The clear imperative of the Williams campaign is to secure and build his base among black voters. He has to stop Kenney's encroachment, which is aided and abetted by black politicians from the city's Northwest.

The Williams campaign has decided to do this by attempting to tap into the anger of black voters over "stop and frisk" and the police in general. No need to go into the specifics. The words Baltimore and Ferguson will do.

It explains the Williams TV ad of last week that lacerated Kenney for comments he made (18 years ago) that were rabidly pro-police. The implication? If this guy becomes mayor, he is going to let the cops run wild.

It explains Williams' comments at last week's mayoral debate where he withdrew his previous support for Ramsey and said that the commissioner would have to go because he is the architect of the stop-and-frisk policy.

This is where the dissonance begins. Commissioner Ramsey is African-American. He was appointed by Michael Nutter, an African-American mayor. Both men defend stop and frisk as a necessary anti-crime measure. Crime has gone down every year Ramsey has been commissioner.

Ramsey is held in esteem by the law-enforcement community - a fact that led him to be appointed by President Obama to be co-chairman of a post-Ferguson commission on ways to improve modern policing. If he's good enough for Obama, why isn't he good enough to serve in a Williams administration?

It is hard to campaign against the Man when you are the Man.

In my early years covering politics, I used to spend a lot of time trying to figure out the Machiavellian reasons behind politicians' words and actions. I eventually came up with this rule: To start, never rule out stupidity.

Sometimes a maneuver isn't Machiavellian, it is just dumb. Williams vs. Ramsey strikes me as dumb.

In fairness to the Williams camp, it is hard to keep up with changes in the playbook. For decades, race has been the determining factor in elections in this city, so important that it has been taboo to talk about it.

We've made peace with our ethnic- and race-based voting by deciding not to discuss it.

It may be OK for surrogates to play the race card, but not the candidates themselves.

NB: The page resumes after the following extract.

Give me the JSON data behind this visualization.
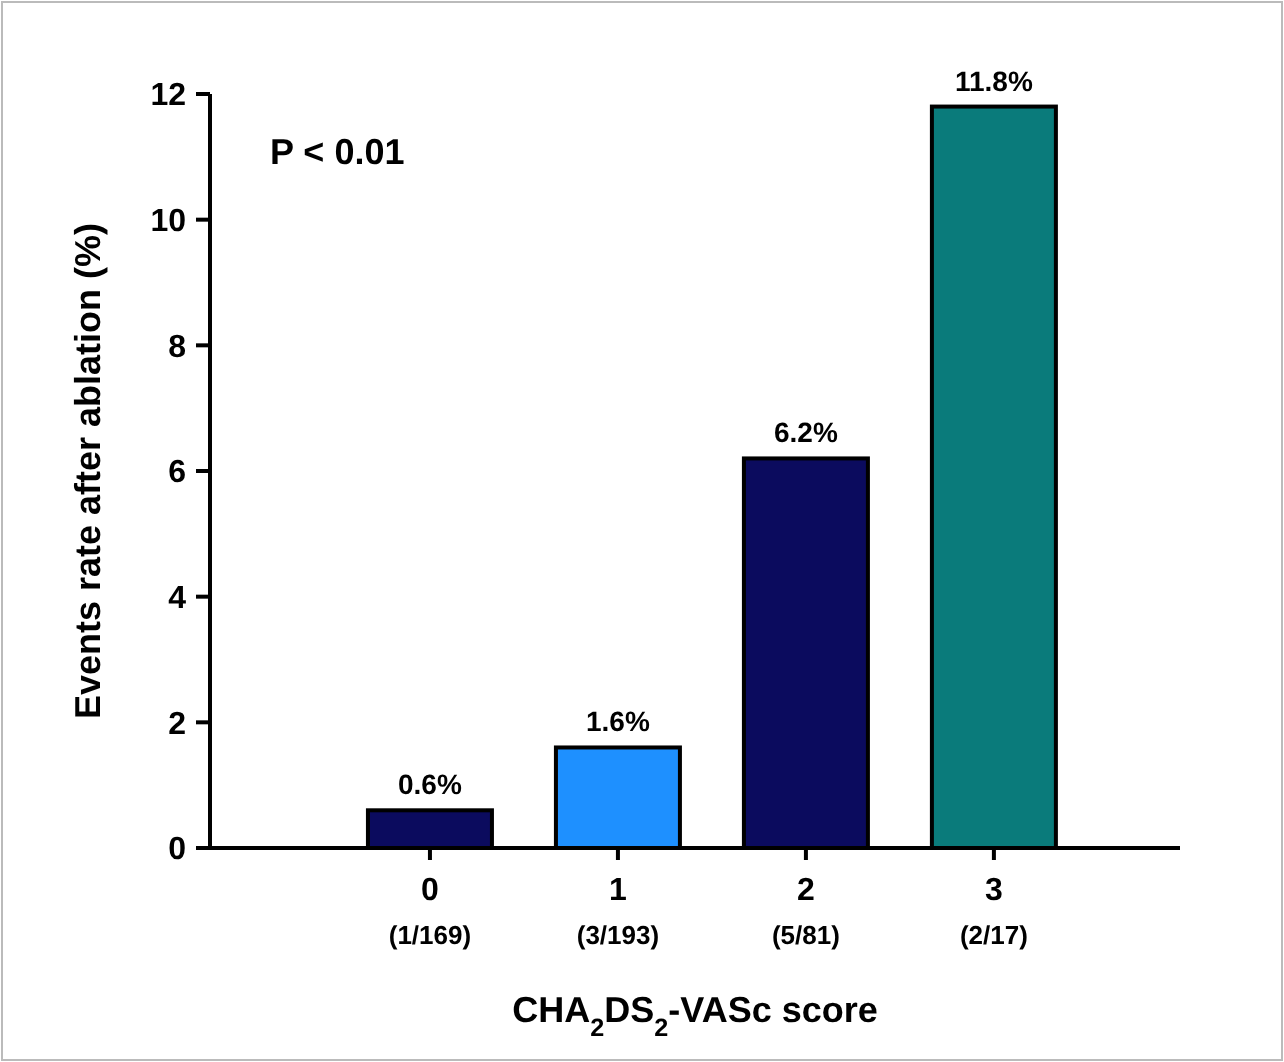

They must stay above the fray, even though every slip of paper their campaign handlers use to determine support uses race as the base.

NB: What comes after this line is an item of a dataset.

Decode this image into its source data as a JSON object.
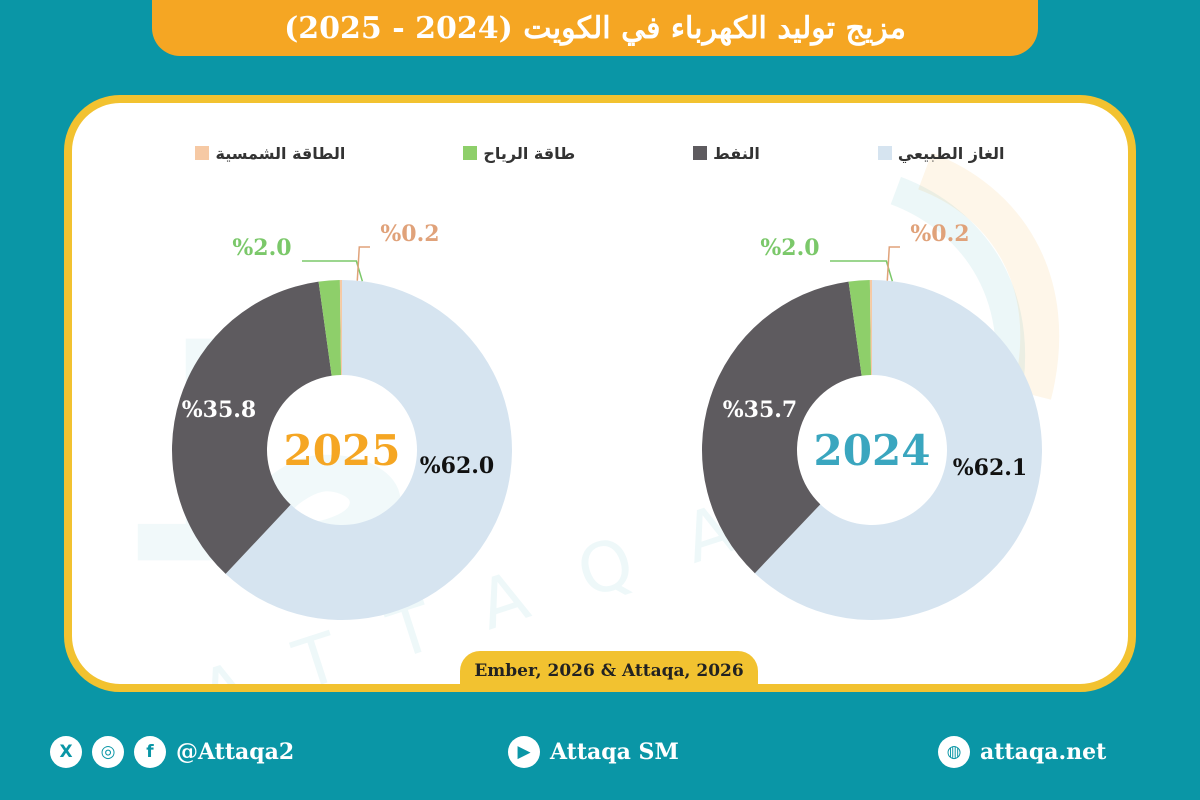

Until a few years ago, it was axiomatic that a black candidate in a multiracial field would get at least 80 percent of the black vote. Conversely, a white candidate in a multiracial field could reasonably expect to get 80 percent of the white vote. That was the pattern set in 1983, when Wilson Goode became our first black mayor.

The only variation from this formula was when: a) it was an all-white field, at which point race was irrelevant; or b) a multiracial field with more than one black or white candidate.

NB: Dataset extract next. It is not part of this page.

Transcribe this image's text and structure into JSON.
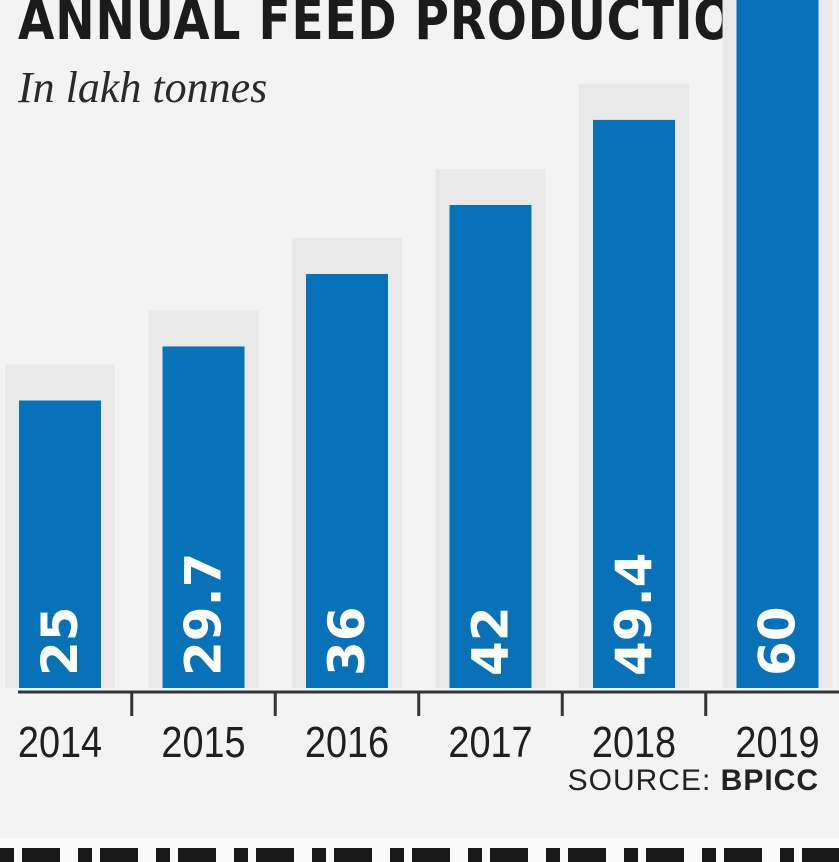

In 1991, for instance, Ed Rendell got 16 percent of the black vote in the city, but Lucien Blackwell (at 54 percent) and George Burrell (27 percent) split the black vote. In the same Democratic primary for mayor, Rendell got 83 percent of the white vote.

The pattern was disrupted in 2007. In a multiracial field of candidates, Michael Nutter shared the black vote (at 34 percent), with Chaka Fattah (29 percent) and Dwight Evans (8 percent).

At the same time, two white guys - Bob Brady and Tom Knox - combined to get 28 percent of the black vote. And Nutter won because he became the favorite of white liberal voters - getting an average of 63 percent of the votes in 10 majority-white wards.

Was this the beginning of a post-racial era in Philadelphia politics? No, but the playbook did change. Race was a factor, but less so than previously. Among black voters another factor entered the equation: economic class.

Think of Northwest Philadelphia as an example. It is a predominantly black and middle-class area. There are 497 police officers who live there (including Ramsey) and 797 public-school teachers.

Are they going to support a candidate who is perceived as anti-police and anti-public education just because he is black? I think class trumps race in this case.

In 2007, Knox and Brady set the new base for whites getting black votes at 28 percent. Kenney hopes to charge past that number this year. Williams is determined to rally his clan and block him.

They have one week left to achieve their goals.